La enfermedad de Parkinson fue descrita por primera vez por el médico inglés James Parkinson en 1817 siendo catalogada desde entonces como enfermedad neuronal y del sistema nervioso. Por regla general suele afectar a determinados individuos de una población a partir de 50 años. Ataca a las zonas del cerebro encargadas del control y coordinación del movimiento del tono muscular y de la postura tras la degeneración de la denominada “sustancia negra” donde se genera un componente químico denominado dopamina, esencial para la regulación de los movimientos corporales. La disminución de la dopamina conduce al paciente a un control deficiente de los movimientos que van acompañados por temblor, lentitud, rigidez y alteraciones de la postura y de la marcha.
Entre otras cosas afecta al habla, las facciones de la cara, la deglución, la acción de asir objetos con los dedos, caminar…
Todos estos síntomas pueden aparecer juntos o aislados llegando, incluso a predominar en una parte del cuerpo o incluso a predominar otro sobre todos los demás, por lo que es difícil que dos pacientes con la misma patología muestren los mismos síntomas.

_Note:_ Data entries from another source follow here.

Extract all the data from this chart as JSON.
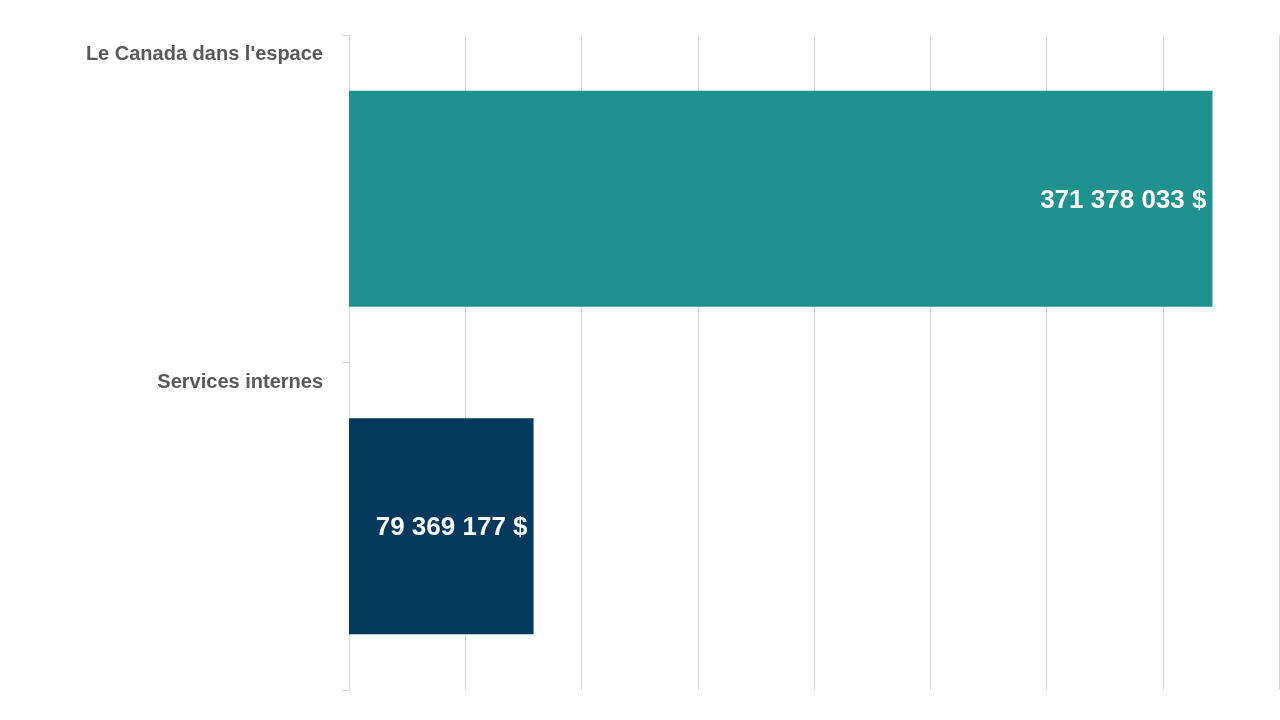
{
  "chart_data": {
    "type": "bar",
    "orientation": "horizontal",
    "categories": [
      "Le Canada dans l'espace",
      "Services internes"
    ],
    "values": [
      371378033,
      79369177
    ],
    "colors": [
      "#1f9290",
      "#02395d"
    ],
    "value_labels": [
      "371 378 033 $",
      "79 369 177 $"
    ],
    "xlim": [
      0,
      400000000
    ],
    "xticks": [
      {
        "value": 0,
        "label": null
      },
      {
        "value": 50000000,
        "label": null
      },
      {
        "value": 100000000,
        "label": null
      },
      {
        "value": 150000000,
        "label": null
      },
      {
        "value": 200000000,
        "label": null
      },
      {
        "value": 250000000,
        "label": null
      },
      {
        "value": 300000000,
        "label": null
      },
      {
        "value": 350000000,
        "label": null
      },
      {
        "value": 400000000,
        "label": null
      }
    ],
    "grid": "x",
    "tick_labels": "y"
  }
}
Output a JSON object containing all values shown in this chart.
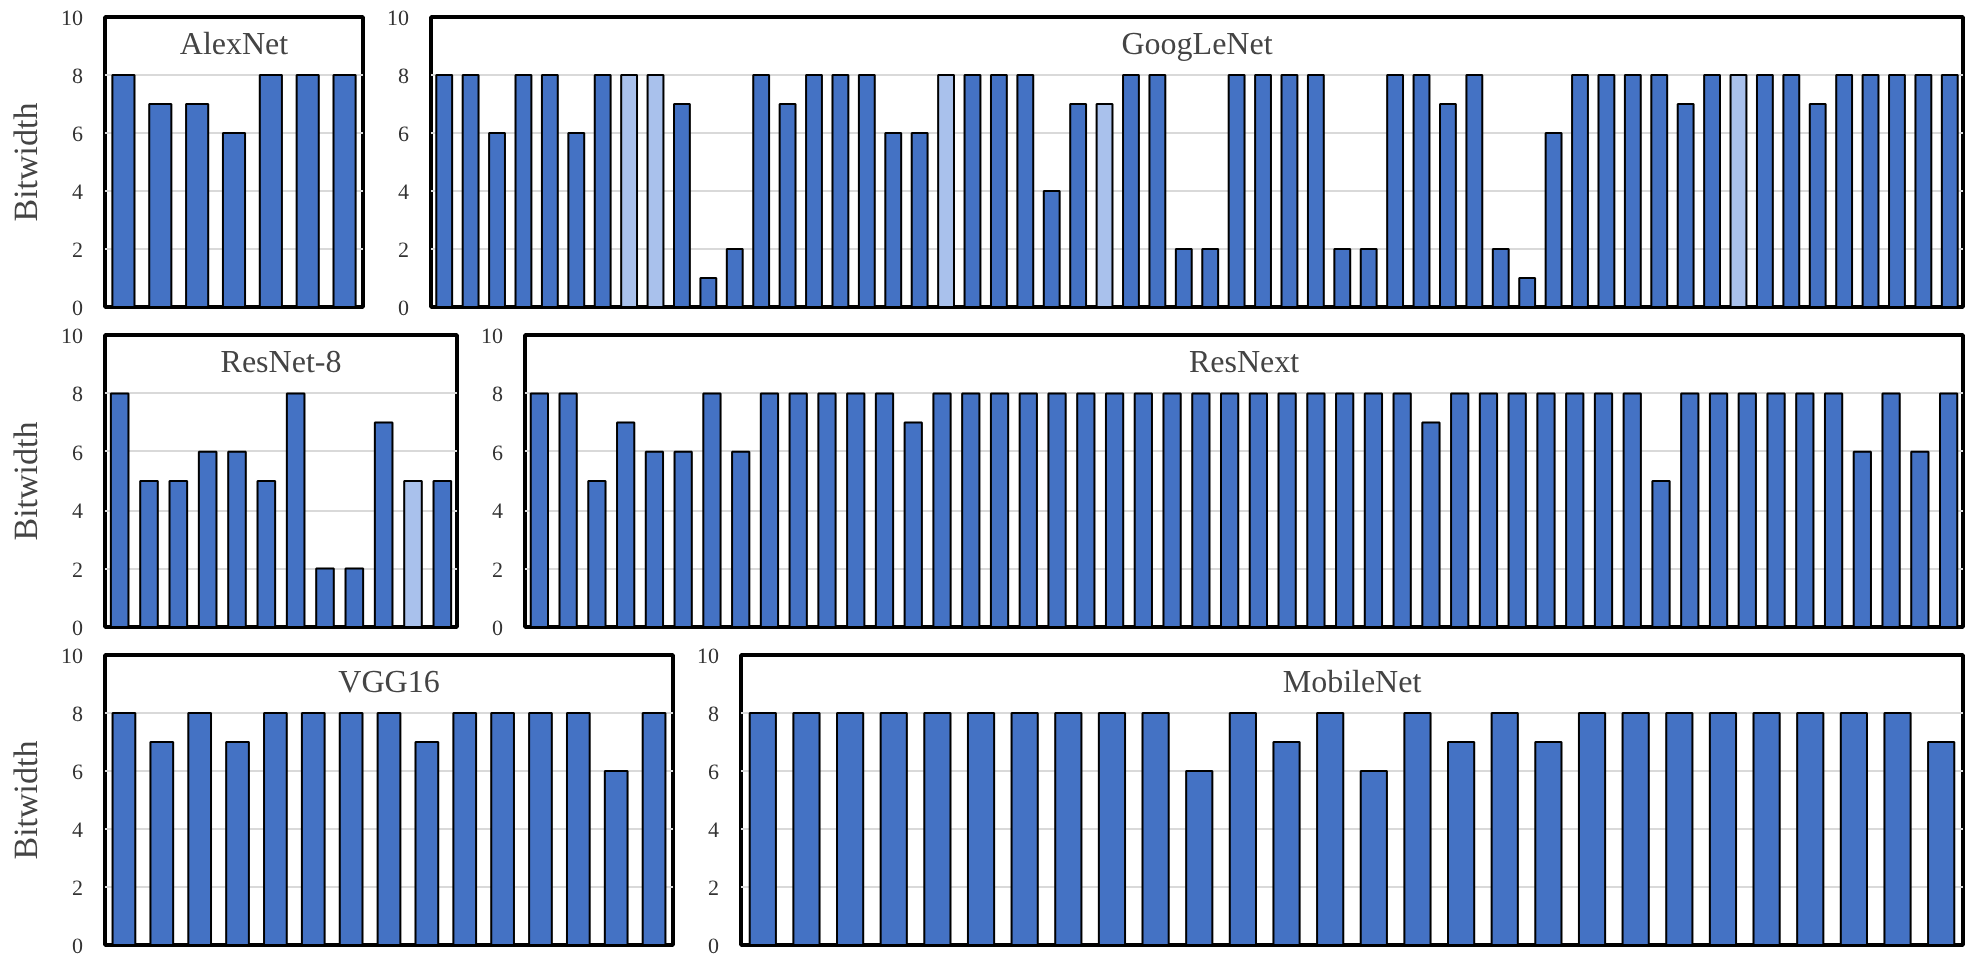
{
  "chart_data": [
    {
      "type": "bar",
      "title": "AlexNet",
      "ylabel": "Bitwidth",
      "categories": [
        null,
        null,
        null,
        null,
        null,
        null,
        null
      ],
      "values": [
        8,
        7,
        7,
        6,
        8,
        8,
        8
      ],
      "color": "#4472c4",
      "ylim": [
        0,
        10
      ],
      "yticks": [
        0,
        2,
        4,
        6,
        8,
        10
      ],
      "grid": "y",
      "tick_labels": "y"
    },
    {
      "type": "bar",
      "title": "GoogLeNet",
      "categories": [
        null,
        null,
        null,
        null,
        null,
        null,
        null,
        null,
        null,
        null,
        null,
        null,
        null,
        null,
        null,
        null,
        null,
        null,
        null,
        null,
        null,
        null,
        null,
        null,
        null,
        null,
        null,
        null,
        null,
        null,
        null,
        null,
        null,
        null,
        null,
        null,
        null,
        null,
        null,
        null,
        null,
        null,
        null,
        null,
        null,
        null,
        null,
        null,
        null,
        null,
        null,
        null,
        null,
        null,
        null,
        null,
        null,
        null
      ],
      "values": [
        8,
        8,
        6,
        8,
        8,
        6,
        8,
        8,
        8,
        7,
        1,
        2,
        8,
        7,
        8,
        8,
        8,
        6,
        6,
        8,
        8,
        8,
        8,
        4,
        7,
        7,
        8,
        8,
        2,
        2,
        8,
        8,
        8,
        8,
        2,
        2,
        8,
        8,
        7,
        8,
        2,
        1,
        6,
        8,
        8,
        8,
        8,
        7,
        8,
        8,
        8,
        8,
        7,
        8,
        8,
        8,
        8,
        8
      ],
      "colors": [
        "#4472c4",
        "#4472c4",
        "#4472c4",
        "#4472c4",
        "#4472c4",
        "#4472c4",
        "#4472c4",
        "#a9c1ec",
        "#a9c1ec",
        "#4472c4",
        "#4472c4",
        "#4472c4",
        "#4472c4",
        "#4472c4",
        "#4472c4",
        "#4472c4",
        "#4472c4",
        "#4472c4",
        "#4472c4",
        "#a9c1ec",
        "#4472c4",
        "#4472c4",
        "#4472c4",
        "#4472c4",
        "#4472c4",
        "#a9c1ec",
        "#4472c4",
        "#4472c4",
        "#4472c4",
        "#4472c4",
        "#4472c4",
        "#4472c4",
        "#4472c4",
        "#4472c4",
        "#4472c4",
        "#4472c4",
        "#4472c4",
        "#4472c4",
        "#4472c4",
        "#4472c4",
        "#4472c4",
        "#4472c4",
        "#4472c4",
        "#4472c4",
        "#4472c4",
        "#4472c4",
        "#4472c4",
        "#4472c4",
        "#4472c4",
        "#a9c1ec",
        "#4472c4",
        "#4472c4",
        "#4472c4",
        "#4472c4",
        "#4472c4",
        "#4472c4",
        "#4472c4",
        "#4472c4"
      ],
      "ylim": [
        0,
        10
      ],
      "yticks": [
        0,
        2,
        4,
        6,
        8,
        10
      ],
      "grid": "y",
      "tick_labels": "y"
    },
    {
      "type": "bar",
      "title": "ResNet-8",
      "ylabel": "Bitwidth",
      "categories": [
        null,
        null,
        null,
        null,
        null,
        null,
        null,
        null,
        null,
        null,
        null,
        null
      ],
      "values": [
        8,
        5,
        5,
        6,
        6,
        5,
        8,
        2,
        2,
        7,
        5,
        5
      ],
      "colors": [
        "#4472c4",
        "#4472c4",
        "#4472c4",
        "#4472c4",
        "#4472c4",
        "#4472c4",
        "#4472c4",
        "#4472c4",
        "#4472c4",
        "#4472c4",
        "#a9c1ec",
        "#4472c4"
      ],
      "ylim": [
        0,
        10
      ],
      "yticks": [
        0,
        2,
        4,
        6,
        8,
        10
      ],
      "grid": "y",
      "tick_labels": "y"
    },
    {
      "type": "bar",
      "title": "ResNext",
      "categories": [
        null,
        null,
        null,
        null,
        null,
        null,
        null,
        null,
        null,
        null,
        null,
        null,
        null,
        null,
        null,
        null,
        null,
        null,
        null,
        null,
        null,
        null,
        null,
        null,
        null,
        null,
        null,
        null,
        null,
        null,
        null,
        null,
        null,
        null,
        null,
        null,
        null,
        null,
        null,
        null,
        null,
        null,
        null,
        null,
        null,
        null,
        null,
        null,
        null,
        null
      ],
      "values": [
        8,
        8,
        5,
        7,
        6,
        6,
        8,
        6,
        8,
        8,
        8,
        8,
        8,
        7,
        8,
        8,
        8,
        8,
        8,
        8,
        8,
        8,
        8,
        8,
        8,
        8,
        8,
        8,
        8,
        8,
        8,
        7,
        8,
        8,
        8,
        8,
        8,
        8,
        8,
        5,
        8,
        8,
        8,
        8,
        8,
        8,
        6,
        8,
        6,
        8
      ],
      "color": "#4472c4",
      "ylim": [
        0,
        10
      ],
      "yticks": [
        0,
        2,
        4,
        6,
        8,
        10
      ],
      "grid": "y",
      "tick_labels": "y"
    },
    {
      "type": "bar",
      "title": "VGG16",
      "ylabel": "Bitwidth",
      "categories": [
        null,
        null,
        null,
        null,
        null,
        null,
        null,
        null,
        null,
        null,
        null,
        null,
        null,
        null,
        null
      ],
      "values": [
        8,
        7,
        8,
        7,
        8,
        8,
        8,
        8,
        7,
        8,
        8,
        8,
        8,
        6,
        8
      ],
      "color": "#4472c4",
      "ylim": [
        0,
        10
      ],
      "yticks": [
        0,
        2,
        4,
        6,
        8,
        10
      ],
      "grid": "y",
      "tick_labels": "y"
    },
    {
      "type": "bar",
      "title": "MobileNet",
      "categories": [
        null,
        null,
        null,
        null,
        null,
        null,
        null,
        null,
        null,
        null,
        null,
        null,
        null,
        null,
        null,
        null,
        null,
        null,
        null,
        null,
        null,
        null,
        null,
        null,
        null,
        null,
        null,
        null
      ],
      "values": [
        8,
        8,
        8,
        8,
        8,
        8,
        8,
        8,
        8,
        8,
        6,
        8,
        7,
        8,
        6,
        8,
        7,
        8,
        7,
        8,
        8,
        8,
        8,
        8,
        8,
        8,
        8,
        7
      ],
      "color": "#4472c4",
      "ylim": [
        0,
        10
      ],
      "yticks": [
        0,
        2,
        4,
        6,
        8,
        10
      ],
      "grid": "y",
      "tick_labels": "y"
    }
  ]
}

Hasta aquí toda la teoría...
La práctica es mucho más dura, y mucho más cuando la paciente tiene cuarenta y dos años, un marido y dos hijos pequeños a los que cuidar y que nunca han visto a su madre desenvolverse como una persona normal. El Parkinson tiene otros síntomas, tan o incluso más agresivos que los que se puedan apreciar en apariencia. Son síntomas externos, específicos, perturbadores cuando los conoces. Algunos tienen forma de medicamento. Un producto en apariencia positivo pero que llega a atar a la persona y la convierte en una autentica “yonqui” y cuyos resultados a la larga son nulos ya que lo único que hacen es “encender” o “apagar” a la persona como si de un interruptor se tratase. Nada más. También hay que hablar de la falta de interés por parte de unos profesionales que te encuentras en el camino y que lo único que saben o prefieren hacer es atiborrar al paciente de cócteles químicos, sin preocuparse por otros aspectos, como un riguroso apoyo por parte de otros profesionales, concretamente de la rama de la psiquiatría eso sí, a no ser que uno mismo se lo pague de su bolsillo y no pase por las arcas de
Luego están las asociaciones. Mucha presencia y mucha publicidad a través de fundaciones relacionadas con entidades bancarias, pero a la larga no sirven para nada. Eso si, a no ser que te hagas socio y pagues una cuota o mediante donativos a través de la susodicha entidad bancaria a la que aparecen como afiliadas.
Ojo, que ahora tampoco quiero meter a todos los profesionales en el mismo saco. Seguro que hay quien investiga, quien se parte los cuernos buscando una solución. Habrá incluso quien luche, quien se preocupe por estos enfermos, quien ayude a sus familiares y trate de hacerles la vida más sencilla. El problema es que, al parecer, de éste tipo de genero hay bien poco.